Diese illustrierte Geschichte Chinas ist aus der Perspektive der Gegenwart geschrieben und zeichnet die für das Selbstverständnis des heutigen China wichtige vieltausendjährige Geschichte nach. Besonderes Augenmerk liegt auf den Grundlinien und der Dynamik der politischen Entwicklungen in diesem großen Kulturraum, in dem heute ein Viertel der Menschheit lebt. Die Errungenschaften und Erfolge dieser Kultur, die sich noch im 18. Jahrhundert an der Spitze der Weltkulturen befand, werden ebenso anschaulich wie der langsame Aufbruch in die Moderne. Der Blick über lange Zeiträume hinweg und die Berücksichtigung des für China charakteristischen Staatskultwesens ebenso wie der vielen Religionen Chinas bringen dem Leser ein neues Chinabild vor Augen. Im zweiten Teil des Buches stehen die Auseinandersetzungen mit den westlichen Mächten, die schleppende, doch zunehmend dynamische Industrialisierung des Landes, die revolutionären Massenbewegungen unter Mao Zedong und die wirtschaftliche Öffnung in den vergangenen Jahrzehnten im Zentrum.
Rezensionsnotiz zu
Neue Zürcher Zeitung, 17.09.2008
Matthias Messmer hat zwei Werke zur Geschichte Chinas gelesen und hat über beide viel Lobendes zu sagen.
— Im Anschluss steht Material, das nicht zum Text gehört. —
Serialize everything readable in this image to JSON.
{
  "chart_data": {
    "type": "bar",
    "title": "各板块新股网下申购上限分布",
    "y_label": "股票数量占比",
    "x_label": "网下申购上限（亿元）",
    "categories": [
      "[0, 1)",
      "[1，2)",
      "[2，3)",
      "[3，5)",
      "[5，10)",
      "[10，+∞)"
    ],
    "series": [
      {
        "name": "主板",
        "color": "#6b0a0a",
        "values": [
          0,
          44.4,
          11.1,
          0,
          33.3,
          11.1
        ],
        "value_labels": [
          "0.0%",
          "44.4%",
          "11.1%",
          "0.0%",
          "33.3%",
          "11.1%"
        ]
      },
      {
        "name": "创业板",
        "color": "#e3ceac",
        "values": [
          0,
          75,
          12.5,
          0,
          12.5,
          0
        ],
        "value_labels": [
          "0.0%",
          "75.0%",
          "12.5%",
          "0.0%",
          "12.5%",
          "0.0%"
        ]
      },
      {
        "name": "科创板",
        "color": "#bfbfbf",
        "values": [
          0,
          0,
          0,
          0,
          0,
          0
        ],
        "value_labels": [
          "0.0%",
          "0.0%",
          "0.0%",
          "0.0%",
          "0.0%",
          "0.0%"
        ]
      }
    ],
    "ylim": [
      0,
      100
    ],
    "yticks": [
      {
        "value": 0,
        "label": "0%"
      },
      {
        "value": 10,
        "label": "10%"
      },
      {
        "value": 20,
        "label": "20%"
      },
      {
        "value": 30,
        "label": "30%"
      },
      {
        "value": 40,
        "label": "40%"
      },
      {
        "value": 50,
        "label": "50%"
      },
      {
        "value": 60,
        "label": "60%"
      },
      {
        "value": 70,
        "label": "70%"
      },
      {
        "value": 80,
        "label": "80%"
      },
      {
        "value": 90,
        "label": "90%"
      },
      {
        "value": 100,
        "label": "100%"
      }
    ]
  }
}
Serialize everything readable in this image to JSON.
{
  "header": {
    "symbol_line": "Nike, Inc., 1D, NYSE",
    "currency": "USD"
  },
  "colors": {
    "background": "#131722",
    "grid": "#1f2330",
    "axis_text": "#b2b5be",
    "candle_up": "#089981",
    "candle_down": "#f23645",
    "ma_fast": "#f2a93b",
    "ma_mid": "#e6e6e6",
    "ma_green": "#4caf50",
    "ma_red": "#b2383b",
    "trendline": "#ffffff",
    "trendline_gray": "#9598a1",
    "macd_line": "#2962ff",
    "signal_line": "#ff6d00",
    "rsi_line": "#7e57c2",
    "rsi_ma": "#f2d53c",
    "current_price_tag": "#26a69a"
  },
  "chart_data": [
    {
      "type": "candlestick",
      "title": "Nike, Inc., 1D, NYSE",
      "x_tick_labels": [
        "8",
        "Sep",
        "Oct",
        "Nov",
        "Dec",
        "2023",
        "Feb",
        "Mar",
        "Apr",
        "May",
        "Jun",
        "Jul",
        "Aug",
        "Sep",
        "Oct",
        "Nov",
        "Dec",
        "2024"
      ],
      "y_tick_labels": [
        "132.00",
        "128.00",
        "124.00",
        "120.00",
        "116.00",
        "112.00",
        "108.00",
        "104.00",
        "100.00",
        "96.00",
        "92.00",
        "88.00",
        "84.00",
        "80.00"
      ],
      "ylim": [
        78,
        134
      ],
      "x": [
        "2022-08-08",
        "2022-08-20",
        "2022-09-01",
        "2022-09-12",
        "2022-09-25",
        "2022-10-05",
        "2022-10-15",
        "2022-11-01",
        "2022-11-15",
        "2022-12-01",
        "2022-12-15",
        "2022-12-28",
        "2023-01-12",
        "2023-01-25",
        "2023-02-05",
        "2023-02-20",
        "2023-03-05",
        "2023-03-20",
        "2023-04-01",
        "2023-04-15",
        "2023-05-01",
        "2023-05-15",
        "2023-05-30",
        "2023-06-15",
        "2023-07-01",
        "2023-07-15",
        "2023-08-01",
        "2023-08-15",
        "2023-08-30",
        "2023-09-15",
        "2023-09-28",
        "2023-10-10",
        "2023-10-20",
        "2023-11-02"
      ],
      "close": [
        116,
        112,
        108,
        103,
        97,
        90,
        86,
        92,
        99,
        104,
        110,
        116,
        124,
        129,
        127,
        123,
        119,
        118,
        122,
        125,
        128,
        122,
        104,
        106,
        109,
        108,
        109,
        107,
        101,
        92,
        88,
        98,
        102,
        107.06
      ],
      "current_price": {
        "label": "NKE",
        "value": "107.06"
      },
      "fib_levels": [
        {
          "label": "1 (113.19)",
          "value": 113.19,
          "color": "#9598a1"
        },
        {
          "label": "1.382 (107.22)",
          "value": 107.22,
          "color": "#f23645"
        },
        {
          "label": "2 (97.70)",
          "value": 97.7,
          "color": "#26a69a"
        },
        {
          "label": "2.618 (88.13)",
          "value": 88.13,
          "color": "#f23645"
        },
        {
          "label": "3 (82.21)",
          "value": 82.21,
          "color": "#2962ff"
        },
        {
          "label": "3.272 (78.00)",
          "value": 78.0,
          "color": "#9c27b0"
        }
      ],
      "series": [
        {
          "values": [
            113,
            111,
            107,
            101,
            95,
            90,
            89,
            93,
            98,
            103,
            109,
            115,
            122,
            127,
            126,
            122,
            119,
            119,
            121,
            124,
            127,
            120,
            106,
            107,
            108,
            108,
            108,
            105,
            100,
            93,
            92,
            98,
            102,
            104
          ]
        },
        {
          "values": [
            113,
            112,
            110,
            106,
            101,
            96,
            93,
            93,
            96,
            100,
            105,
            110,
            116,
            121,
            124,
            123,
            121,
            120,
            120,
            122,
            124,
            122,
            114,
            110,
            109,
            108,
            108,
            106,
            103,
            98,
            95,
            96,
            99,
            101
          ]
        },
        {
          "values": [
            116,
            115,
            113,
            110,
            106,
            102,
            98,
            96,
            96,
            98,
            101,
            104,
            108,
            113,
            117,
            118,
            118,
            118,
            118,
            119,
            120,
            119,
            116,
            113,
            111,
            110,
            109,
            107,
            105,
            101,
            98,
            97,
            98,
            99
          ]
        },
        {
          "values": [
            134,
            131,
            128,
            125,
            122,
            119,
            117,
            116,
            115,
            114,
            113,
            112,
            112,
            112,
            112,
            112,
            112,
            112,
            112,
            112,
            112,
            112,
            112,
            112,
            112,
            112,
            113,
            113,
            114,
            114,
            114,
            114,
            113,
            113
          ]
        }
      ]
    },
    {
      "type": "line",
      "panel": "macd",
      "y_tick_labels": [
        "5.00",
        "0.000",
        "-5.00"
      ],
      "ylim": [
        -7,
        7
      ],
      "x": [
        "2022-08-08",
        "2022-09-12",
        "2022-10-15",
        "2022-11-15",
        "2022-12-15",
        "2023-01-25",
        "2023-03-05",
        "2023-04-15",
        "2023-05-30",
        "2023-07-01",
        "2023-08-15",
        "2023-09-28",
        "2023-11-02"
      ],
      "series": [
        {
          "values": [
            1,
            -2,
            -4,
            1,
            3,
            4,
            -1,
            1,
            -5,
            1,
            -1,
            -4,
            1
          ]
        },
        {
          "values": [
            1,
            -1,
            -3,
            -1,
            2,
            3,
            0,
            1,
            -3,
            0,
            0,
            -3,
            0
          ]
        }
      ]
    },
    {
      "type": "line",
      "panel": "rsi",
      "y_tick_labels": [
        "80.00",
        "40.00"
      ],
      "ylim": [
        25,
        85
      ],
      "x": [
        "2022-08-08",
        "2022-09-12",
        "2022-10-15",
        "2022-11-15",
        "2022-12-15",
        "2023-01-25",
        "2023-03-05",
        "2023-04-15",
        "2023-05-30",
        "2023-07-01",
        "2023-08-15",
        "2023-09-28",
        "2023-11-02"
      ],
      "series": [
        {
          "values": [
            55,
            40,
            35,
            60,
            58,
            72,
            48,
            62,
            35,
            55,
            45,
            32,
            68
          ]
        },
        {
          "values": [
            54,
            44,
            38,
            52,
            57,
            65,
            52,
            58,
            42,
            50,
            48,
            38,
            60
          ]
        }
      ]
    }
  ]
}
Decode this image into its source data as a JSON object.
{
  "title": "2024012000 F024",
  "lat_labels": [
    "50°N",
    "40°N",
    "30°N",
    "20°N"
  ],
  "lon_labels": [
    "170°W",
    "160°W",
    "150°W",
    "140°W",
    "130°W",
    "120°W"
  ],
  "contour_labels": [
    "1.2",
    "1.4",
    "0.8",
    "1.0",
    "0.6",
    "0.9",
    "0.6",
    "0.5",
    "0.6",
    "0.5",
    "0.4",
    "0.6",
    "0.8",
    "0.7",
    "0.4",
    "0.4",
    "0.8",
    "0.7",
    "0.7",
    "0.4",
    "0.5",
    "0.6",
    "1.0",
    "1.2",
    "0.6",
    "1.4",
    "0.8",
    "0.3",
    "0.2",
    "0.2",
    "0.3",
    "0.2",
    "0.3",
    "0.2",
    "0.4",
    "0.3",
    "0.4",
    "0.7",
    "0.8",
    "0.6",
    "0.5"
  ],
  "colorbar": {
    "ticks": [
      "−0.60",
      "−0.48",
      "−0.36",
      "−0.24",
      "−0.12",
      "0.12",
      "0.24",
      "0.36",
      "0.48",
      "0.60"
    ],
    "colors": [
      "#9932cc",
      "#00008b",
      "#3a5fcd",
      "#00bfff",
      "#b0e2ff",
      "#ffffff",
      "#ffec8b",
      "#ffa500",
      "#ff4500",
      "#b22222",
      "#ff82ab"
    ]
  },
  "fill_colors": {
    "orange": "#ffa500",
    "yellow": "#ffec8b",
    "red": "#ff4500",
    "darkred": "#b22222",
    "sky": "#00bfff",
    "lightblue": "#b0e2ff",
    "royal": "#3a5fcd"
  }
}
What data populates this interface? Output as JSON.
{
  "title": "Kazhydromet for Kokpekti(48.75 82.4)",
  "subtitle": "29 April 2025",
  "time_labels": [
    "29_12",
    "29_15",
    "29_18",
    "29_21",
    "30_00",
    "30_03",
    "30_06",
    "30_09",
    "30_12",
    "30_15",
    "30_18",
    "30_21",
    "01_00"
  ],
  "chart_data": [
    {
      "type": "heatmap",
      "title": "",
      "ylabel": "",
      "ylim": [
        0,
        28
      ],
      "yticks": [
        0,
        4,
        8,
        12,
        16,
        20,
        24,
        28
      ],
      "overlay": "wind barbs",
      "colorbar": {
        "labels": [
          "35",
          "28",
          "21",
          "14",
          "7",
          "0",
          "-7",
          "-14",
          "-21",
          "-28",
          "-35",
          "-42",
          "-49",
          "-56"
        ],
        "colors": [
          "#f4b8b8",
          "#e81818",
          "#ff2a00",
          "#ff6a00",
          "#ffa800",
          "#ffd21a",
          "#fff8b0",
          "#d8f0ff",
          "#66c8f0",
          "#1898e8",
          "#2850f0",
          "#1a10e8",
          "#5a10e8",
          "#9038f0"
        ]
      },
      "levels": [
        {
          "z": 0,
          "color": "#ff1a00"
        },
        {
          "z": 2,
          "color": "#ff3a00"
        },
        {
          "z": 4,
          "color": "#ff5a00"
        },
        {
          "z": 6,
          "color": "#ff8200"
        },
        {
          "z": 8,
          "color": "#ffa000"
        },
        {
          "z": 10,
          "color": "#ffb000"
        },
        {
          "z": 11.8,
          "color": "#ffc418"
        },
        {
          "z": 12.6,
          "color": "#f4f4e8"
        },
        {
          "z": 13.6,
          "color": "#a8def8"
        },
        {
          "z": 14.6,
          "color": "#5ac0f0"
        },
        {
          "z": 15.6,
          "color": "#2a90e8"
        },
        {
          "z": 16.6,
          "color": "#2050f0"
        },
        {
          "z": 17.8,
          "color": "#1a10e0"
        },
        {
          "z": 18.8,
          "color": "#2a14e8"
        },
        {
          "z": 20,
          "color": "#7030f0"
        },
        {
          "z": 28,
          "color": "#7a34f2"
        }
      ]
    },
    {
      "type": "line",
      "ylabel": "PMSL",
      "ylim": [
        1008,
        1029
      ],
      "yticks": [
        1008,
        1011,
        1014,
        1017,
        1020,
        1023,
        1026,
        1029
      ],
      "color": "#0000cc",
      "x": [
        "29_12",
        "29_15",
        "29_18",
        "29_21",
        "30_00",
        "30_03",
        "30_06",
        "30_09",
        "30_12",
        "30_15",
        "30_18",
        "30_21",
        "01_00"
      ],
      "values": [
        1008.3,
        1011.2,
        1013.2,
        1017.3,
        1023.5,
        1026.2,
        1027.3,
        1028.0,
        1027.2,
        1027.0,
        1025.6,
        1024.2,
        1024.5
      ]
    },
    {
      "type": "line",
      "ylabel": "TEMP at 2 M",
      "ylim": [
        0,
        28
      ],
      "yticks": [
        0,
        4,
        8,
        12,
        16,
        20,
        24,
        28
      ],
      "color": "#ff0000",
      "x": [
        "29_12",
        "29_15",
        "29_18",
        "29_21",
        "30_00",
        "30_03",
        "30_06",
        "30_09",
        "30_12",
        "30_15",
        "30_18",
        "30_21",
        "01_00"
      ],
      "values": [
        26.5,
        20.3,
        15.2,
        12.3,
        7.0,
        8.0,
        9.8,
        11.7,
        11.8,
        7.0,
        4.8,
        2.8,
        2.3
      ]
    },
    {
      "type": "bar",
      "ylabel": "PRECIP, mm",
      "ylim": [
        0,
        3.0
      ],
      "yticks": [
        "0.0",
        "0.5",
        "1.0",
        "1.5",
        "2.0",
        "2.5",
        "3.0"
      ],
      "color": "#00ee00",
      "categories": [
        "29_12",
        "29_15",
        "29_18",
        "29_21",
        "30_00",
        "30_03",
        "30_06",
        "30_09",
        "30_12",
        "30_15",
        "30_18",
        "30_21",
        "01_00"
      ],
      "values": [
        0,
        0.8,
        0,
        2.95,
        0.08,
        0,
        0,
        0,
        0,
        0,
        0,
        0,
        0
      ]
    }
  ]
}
Das Buch vom Sinologen und Direktor der Herzog-August-Bibliothek in Wolfenbüttel, Helwig Schmidt-Glintzer, preist er als kenntnisreiche, genaue und nicht zuletzt fesselnde Einführung in die Jahrtausende währende Geschichte Chinas. Die "kleine Geschichte" spannt einen beeindruckend weiten Bogen vom frühen dritten Jahrtausend v. Chr. bis zur Gegenwart, so der Rezensent gefesselt. Dass der Autor in diesem "lexikonartig" aufgebauten Geschichtswerk auch frühere Arbeiten integriert, findet Messmer legitim, wenn es die Kenner auch stören könnte, wie er einräumt. Uneingeschränkt aber lobt der insgesamt sehr eingenommene Rezensent die "wunderschönen" und zum Teil "wenig bekannten Illustrationen" des Buches.